A diferencia del premio Nobel portugués, cuyo apellido parece ser verídico, el del autor de Los perros hambrientos siempre sonó a seudónimo, según testimonio del mismo Ciro Alegría: «'¿Se llama usted de veras así?', me preguntan sin tregua. Yo tomo el asunto con humor y no respondo de inmediato. '¿Le pusieron ese nombre?', insisten los circunstanciales curiosos. Termino por informar que tal es mi nombre ciertamente y entonces, los preguntones entre que se sorprenden y decepcionan.»

Lo mismo pensarían de usted, querido lector, si se llamaría, por ejemplo, Ciro Tristeza, ¿no?


José Manuel Coaguila


 

martes, 5 de junio de 2012

¡Puje, señor, puje!

A luz del pasado, y acaso solo así, se puede entender realmente el presente. Hay hechos que a simple vista parecen ser muy modernos, muy de la época, pero que en realidad, si conocemos algo de historia, no lo son.

Ello por una parte. Por otra está el hecho de que las grandes verdades siempre están implícitas, ocultas en lo que no se dice, en los silencios, en los juegos, en las bromas; disfrazadas con el ropaje de lo que justamente no quieren decir.

¿Y a qué viene todo esto?, se preguntará usted, amigo lector.

Son, también, dos hechos. El primero sucedió hace algunos años, cuando consumíamos nuestras horas leyendo el DRAE. Y el segundo, hace solo algunos días, en un baby shower.

Mucha sorpresa y gracia nos causó encontrar en el diccionario la palabra covada y leer su significado: «Costumbre que pervive en zonas de Asia y de América, y que existió en el norte de España, consistente en la permanencia, tras el nacimiento de un hijo, del padre en la cama, recibiendo atenciones, mientras la madre vuelve a sus tareas habituales.» ¡No me diga que a usted, caro lector, no le provoca lo mismo!


Nos reímos un poco, es verdad, pero luego, ya en serio, buscamos más información sobre el tema. Y ahí quedó todo, hasta ahora. Hasta el domingo pasado, si nos exigen ser más exactos, cuando asistimos, llevados por las circunstancias, a un baby shower.
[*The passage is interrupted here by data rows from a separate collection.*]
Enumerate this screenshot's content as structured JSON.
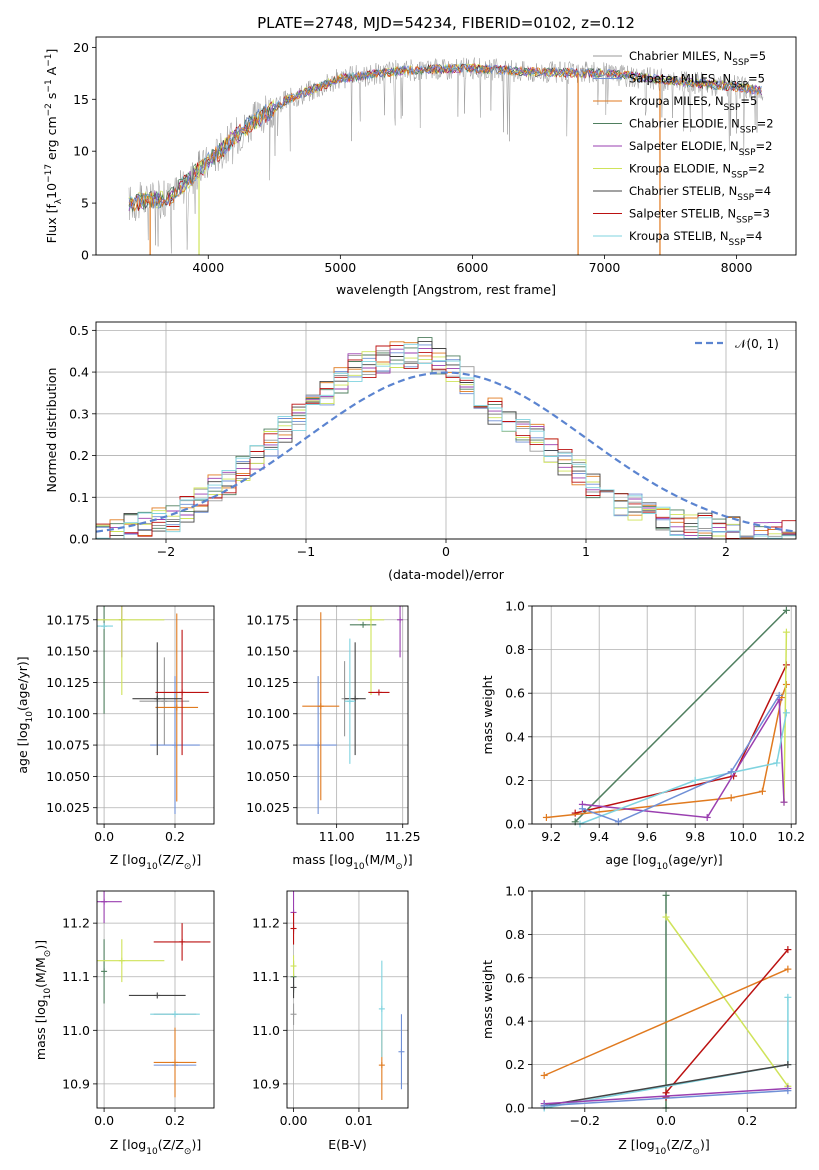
{
  "colors": {
    "Chabrier MILES": "#999999",
    "Salpeter MILES": "#6f8fd6",
    "Kroupa MILES": "#e07a1f",
    "Chabrier ELODIE": "#4f7f5f",
    "Salpeter ELODIE": "#9a3fb0",
    "Kroupa ELODIE": "#cfe35a",
    "Chabrier STELIB": "#444444",
    "Salpeter STELIB": "#bb1111",
    "Kroupa STELIB": "#7fd3df"
  },
  "chart_data": [
    {
      "id": "spectrum",
      "type": "line",
      "title": "PLATE=2748, MJD=54234, FIBERID=0102, z=0.12",
      "xlabel": "wavelength [Angstrom, rest frame]",
      "ylabel": "Flux [f_λ10^-17 erg cm^-2 s^-1 A^-1]",
      "xlim": [
        3150,
        8450
      ],
      "ylim": [
        0,
        21
      ],
      "xticks": [
        4000,
        5000,
        6000,
        7000,
        8000
      ],
      "yticks": [
        0,
        5,
        10,
        15,
        20
      ],
      "x_range": [
        3400,
        8200
      ],
      "flux_profile": {
        "x": [
          3400,
          3700,
          4000,
          4300,
          4600,
          5000,
          5500,
          6000,
          6500,
          7000,
          7500,
          8000,
          8200
        ],
        "y": [
          5.0,
          5.5,
          9.0,
          12.5,
          15.0,
          17.0,
          17.8,
          18.0,
          17.6,
          17.5,
          16.8,
          16.2,
          15.8
        ]
      },
      "legend": [
        {
          "label": "Chabrier MILES",
          "nssp": "5"
        },
        {
          "label": "Salpeter MILES",
          "nssp": "5"
        },
        {
          "label": "Kroupa MILES",
          "nssp": "5"
        },
        {
          "label": "Chabrier ELODIE",
          "nssp": "2"
        },
        {
          "label": "Salpeter ELODIE",
          "nssp": "2"
        },
        {
          "label": "Kroupa ELODIE",
          "nssp": "2"
        },
        {
          "label": "Chabrier STELIB",
          "nssp": "4"
        },
        {
          "label": "Salpeter STELIB",
          "nssp": "3"
        },
        {
          "label": "Kroupa STELIB",
          "nssp": "4"
        }
      ],
      "legend_placement": "right",
      "grid": false
    },
    {
      "id": "residuals",
      "type": "step",
      "xlabel": "(data-model)/error",
      "ylabel": "Normed distribution",
      "xlim": [
        -2.5,
        2.5
      ],
      "ylim": [
        0,
        0.52
      ],
      "xticks": [
        -2,
        -1,
        0,
        1,
        2
      ],
      "yticks": [
        0.0,
        0.1,
        0.2,
        0.3,
        0.4,
        0.5
      ],
      "bin_width": 0.1,
      "reference_curve": "N(0,1)",
      "legend": [
        "𝒩(0, 1)"
      ],
      "legend_placement": "top-right",
      "grid": true,
      "median_histogram": [
        0.01,
        0.02,
        0.03,
        0.04,
        0.04,
        0.05,
        0.07,
        0.09,
        0.12,
        0.14,
        0.17,
        0.2,
        0.23,
        0.26,
        0.29,
        0.32,
        0.35,
        0.38,
        0.41,
        0.42,
        0.43,
        0.44,
        0.44,
        0.45,
        0.43,
        0.41,
        0.38,
        0.34,
        0.31,
        0.28,
        0.26,
        0.24,
        0.21,
        0.18,
        0.16,
        0.13,
        0.11,
        0.09,
        0.08,
        0.06,
        0.05,
        0.04,
        0.03,
        0.03,
        0.02,
        0.02,
        0.01,
        0.01,
        0.01,
        0.01
      ]
    },
    {
      "id": "age_vs_Z",
      "type": "errorbar",
      "xlabel": "Z [log10(Z/Z☉)]",
      "ylabel": "age  [log10(age/yr)]",
      "xlim": [
        -0.02,
        0.31
      ],
      "ylim": [
        10.012,
        10.186
      ],
      "xticks": [
        0.0,
        0.2
      ],
      "yticks": [
        10.025,
        10.05,
        10.075,
        10.1,
        10.125,
        10.15,
        10.175
      ],
      "grid": true,
      "points": [
        {
          "model": "Chabrier MILES",
          "x": 0.17,
          "xerr": 0.07,
          "y": 10.11,
          "yerr": 0.035
        },
        {
          "model": "Salpeter MILES",
          "x": 0.2,
          "xerr": 0.07,
          "y": 10.075,
          "yerr": 0.055
        },
        {
          "model": "Kroupa MILES",
          "x": 0.205,
          "xerr": 0.06,
          "y": 10.105,
          "yerr": 0.075
        },
        {
          "model": "Chabrier ELODIE",
          "x": 0.0,
          "xerr": 0.0,
          "y": 10.17,
          "yerr": 0.07
        },
        {
          "model": "Salpeter ELODIE",
          "x": 0.05,
          "xerr": 0.0,
          "y": 10.175,
          "yerr": 0.03
        },
        {
          "model": "Kroupa ELODIE",
          "x": 0.05,
          "xerr": 0.12,
          "y": 10.175,
          "yerr": 0.06
        },
        {
          "model": "Chabrier STELIB",
          "x": 0.15,
          "xerr": 0.07,
          "y": 10.112,
          "yerr": 0.045
        },
        {
          "model": "Salpeter STELIB",
          "x": 0.22,
          "xerr": 0.075,
          "y": 10.117,
          "yerr": 0.05
        },
        {
          "model": "Kroupa STELIB",
          "x": 0.0,
          "xerr": 0.025,
          "y": 10.17,
          "yerr": 0.0
        }
      ]
    },
    {
      "id": "age_vs_mass",
      "type": "errorbar",
      "xlabel": "mass [log10(M/M☉)]",
      "ylabel": "",
      "xlim": [
        10.85,
        11.27
      ],
      "ylim": [
        10.012,
        10.186
      ],
      "xticks": [
        11.0,
        11.25
      ],
      "yticks": [
        10.025,
        10.05,
        10.075,
        10.1,
        10.125,
        10.15,
        10.175
      ],
      "grid": true,
      "points": [
        {
          "model": "Chabrier MILES",
          "x": 11.03,
          "xerr": 0.0,
          "y": 10.112,
          "yerr": 0.03
        },
        {
          "model": "Salpeter MILES",
          "x": 10.93,
          "xerr": 0.07,
          "y": 10.075,
          "yerr": 0.055
        },
        {
          "model": "Kroupa MILES",
          "x": 10.94,
          "xerr": 0.07,
          "y": 10.106,
          "yerr": 0.075
        },
        {
          "model": "Chabrier ELODIE",
          "x": 11.1,
          "xerr": 0.05,
          "y": 10.171,
          "yerr": 0.0
        },
        {
          "model": "Salpeter ELODIE",
          "x": 11.24,
          "xerr": 0.0,
          "y": 10.175,
          "yerr": 0.03
        },
        {
          "model": "Kroupa ELODIE",
          "x": 11.13,
          "xerr": 0.05,
          "y": 10.175,
          "yerr": 0.06
        },
        {
          "model": "Chabrier STELIB",
          "x": 11.07,
          "xerr": 0.04,
          "y": 10.112,
          "yerr": 0.045
        },
        {
          "model": "Salpeter STELIB",
          "x": 11.16,
          "xerr": 0.04,
          "y": 10.117,
          "yerr": 0.0
        },
        {
          "model": "Kroupa STELIB",
          "x": 11.05,
          "xerr": 0.02,
          "y": 10.11,
          "yerr": 0.05
        }
      ]
    },
    {
      "id": "weight_vs_age",
      "type": "line",
      "xlabel": "age  [log10(age/yr)]",
      "ylabel": "mass weight",
      "xlim": [
        9.12,
        10.22
      ],
      "ylim": [
        0,
        1.0
      ],
      "xticks": [
        9.2,
        9.4,
        9.6,
        9.8,
        10.0,
        10.2
      ],
      "yticks": [
        0.0,
        0.2,
        0.4,
        0.6,
        0.8,
        1.0
      ],
      "grid": true,
      "series": [
        {
          "model": "Chabrier ELODIE",
          "x": [
            9.3,
            10.18
          ],
          "y": [
            0.01,
            0.98
          ]
        },
        {
          "model": "Salpeter STELIB",
          "x": [
            9.3,
            9.96,
            10.18
          ],
          "y": [
            0.05,
            0.22,
            0.73
          ]
        },
        {
          "model": "Kroupa MILES",
          "x": [
            9.18,
            9.95,
            10.08,
            10.16,
            10.18
          ],
          "y": [
            0.03,
            0.12,
            0.15,
            0.58,
            0.64
          ]
        },
        {
          "model": "Kroupa ELODIE",
          "x": [
            10.17,
            10.18
          ],
          "y": [
            0.1,
            0.88
          ]
        },
        {
          "model": "Salpeter ELODIE",
          "x": [
            9.33,
            9.85,
            10.15,
            10.17
          ],
          "y": [
            0.09,
            0.03,
            0.57,
            0.1
          ]
        },
        {
          "model": "Kroupa STELIB",
          "x": [
            9.32,
            9.8,
            10.14,
            10.18
          ],
          "y": [
            0.0,
            0.2,
            0.28,
            0.51
          ]
        },
        {
          "model": "Salpeter MILES",
          "x": [
            9.33,
            9.48,
            9.95,
            10.15
          ],
          "y": [
            0.07,
            0.01,
            0.24,
            0.59
          ]
        }
      ]
    },
    {
      "id": "mass_vs_Z",
      "type": "errorbar",
      "xlabel": "Z [log10(Z/Z☉)]",
      "ylabel": "mass [log10(M/M☉)]",
      "xlim": [
        -0.02,
        0.31
      ],
      "ylim": [
        10.855,
        11.26
      ],
      "xticks": [
        0.0,
        0.2
      ],
      "yticks": [
        10.9,
        11.0,
        11.1,
        11.2
      ],
      "grid": true,
      "points": [
        {
          "model": "Chabrier MILES",
          "x": 0.2,
          "xerr": 0.06,
          "y": 11.03,
          "yerr": 0.0
        },
        {
          "model": "Salpeter MILES",
          "x": 0.2,
          "xerr": 0.06,
          "y": 10.935,
          "yerr": 0.0
        },
        {
          "model": "Kroupa MILES",
          "x": 0.2,
          "xerr": 0.06,
          "y": 10.94,
          "yerr": 0.065
        },
        {
          "model": "Chabrier ELODIE",
          "x": 0.0,
          "xerr": 0.0,
          "y": 11.11,
          "yerr": 0.06
        },
        {
          "model": "Salpeter ELODIE",
          "x": 0.0,
          "xerr": 0.05,
          "y": 11.24,
          "yerr": 0.04
        },
        {
          "model": "Kroupa ELODIE",
          "x": 0.05,
          "xerr": 0.12,
          "y": 11.13,
          "yerr": 0.04
        },
        {
          "model": "Chabrier STELIB",
          "x": 0.15,
          "xerr": 0.08,
          "y": 11.065,
          "yerr": 0.0
        },
        {
          "model": "Salpeter STELIB",
          "x": 0.22,
          "xerr": 0.08,
          "y": 11.165,
          "yerr": 0.035
        },
        {
          "model": "Kroupa STELIB",
          "x": 0.2,
          "xerr": 0.07,
          "y": 11.03,
          "yerr": 0.0
        }
      ]
    },
    {
      "id": "mass_vs_ebv",
      "type": "errorbar",
      "xlabel": "E(B-V)",
      "ylabel": "",
      "xlim": [
        -0.001,
        0.0175
      ],
      "ylim": [
        10.855,
        11.26
      ],
      "xticks": [
        0.0,
        0.01
      ],
      "xtick_labels": [
        "0.00",
        "0.01"
      ],
      "yticks": [
        10.9,
        11.0,
        11.1,
        11.2
      ],
      "grid": true,
      "points": [
        {
          "model": "Chabrier MILES",
          "x": 0.0,
          "y": 11.03,
          "yerr": 0.02
        },
        {
          "model": "Salpeter MILES",
          "x": 0.0165,
          "y": 10.96,
          "yerr": 0.07
        },
        {
          "model": "Kroupa MILES",
          "x": 0.0135,
          "y": 10.935,
          "yerr": 0.065
        },
        {
          "model": "Chabrier ELODIE",
          "x": 0.0,
          "y": 11.1,
          "yerr": 0.03
        },
        {
          "model": "Salpeter ELODIE",
          "x": 0.0,
          "y": 11.22,
          "yerr": 0.04
        },
        {
          "model": "Kroupa ELODIE",
          "x": 0.0,
          "y": 11.12,
          "yerr": 0.02
        },
        {
          "model": "Chabrier STELIB",
          "x": 0.0,
          "y": 11.08,
          "yerr": 0.02
        },
        {
          "model": "Salpeter STELIB",
          "x": 0.0,
          "y": 11.19,
          "yerr": 0.03
        },
        {
          "model": "Kroupa STELIB",
          "x": 0.0135,
          "y": 11.04,
          "yerr": 0.09
        }
      ]
    },
    {
      "id": "weight_vs_Z",
      "type": "line",
      "xlabel": "Z [log10(Z/Z☉)]",
      "ylabel": "mass weight",
      "xlim": [
        -0.33,
        0.32
      ],
      "ylim": [
        0,
        1.0
      ],
      "xticks": [
        -0.2,
        0.0,
        0.2
      ],
      "yticks": [
        0.0,
        0.2,
        0.4,
        0.6,
        0.8,
        1.0
      ],
      "grid": true,
      "series": [
        {
          "model": "Chabrier ELODIE",
          "x": [
            0.0,
            0.0
          ],
          "y": [
            0.0,
            0.98
          ]
        },
        {
          "model": "Kroupa ELODIE",
          "x": [
            0.0,
            0.3
          ],
          "y": [
            0.88,
            0.1
          ]
        },
        {
          "model": "Kroupa MILES",
          "x": [
            -0.3,
            0.3
          ],
          "y": [
            0.15,
            0.64
          ]
        },
        {
          "model": "Salpeter STELIB",
          "x": [
            0.0,
            0.0,
            0.3
          ],
          "y": [
            0.05,
            0.07,
            0.73
          ]
        },
        {
          "model": "Kroupa STELIB",
          "x": [
            -0.3,
            0.3,
            0.3
          ],
          "y": [
            0.0,
            0.2,
            0.51
          ]
        },
        {
          "model": "Chabrier STELIB",
          "x": [
            -0.3,
            0.3
          ],
          "y": [
            0.01,
            0.2
          ]
        },
        {
          "model": "Salpeter ELODIE",
          "x": [
            -0.3,
            0.3
          ],
          "y": [
            0.02,
            0.09
          ]
        },
        {
          "model": "Salpeter MILES",
          "x": [
            -0.3,
            0.3
          ],
          "y": [
            0.01,
            0.08
          ]
        }
      ]
    }
  ]
}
Antes de que acabara la fiesta, el payaso que la animaba hizo que el padre del hijo por venir, ante la complacencia y alegría de muchos, fingiera dar a luz. Se puso para ello un sillón en el medio de la sala, donde tenía que alumbrar el hombre, y se pidió la colaboración de dos señoritas para que actuasen como enfermeras. El sufrido progenitor empezó entonces, mismo Schwarzenegger en la película Junior, a parir, en medio de prolongados ayes de dolor y las atenciones de sus asistentes. Toda una covada moderna.

¿Qué hay detrás de esta simulación?, ¿por qué se hace?, ¿qué se nos quiere decir con ella? Nuestra hipótesis, menuda ella, es la siguiente: La covada, se sabe, tiene su origen en las sociedades matriarcales, es decir, en aquellas donde el mando residía en las mujeres. Se puede explicar ella, entonces, como la intención inconsciente del hombre de querer ser parte de aquello que hacía de la mujer un ser superior, y ponerse a su misma altura. Ahora, que la mujer ha recobrado el protagonismo perdido, que no está lejos de ocupar en la sociedad el lugar que tuvo antaño, parece repetirse algo parecido.

Antes, los hombres primitivos —ante la alta tasa de mortalidad materna— creían que fingiendo ser mujeres parturientas podían engañar a la muerte y evitar el deceso de la madre; ahora creen que haciendo lo mismo solo divierten. La segunda excusa es más tonta. Inventemos una más brillante.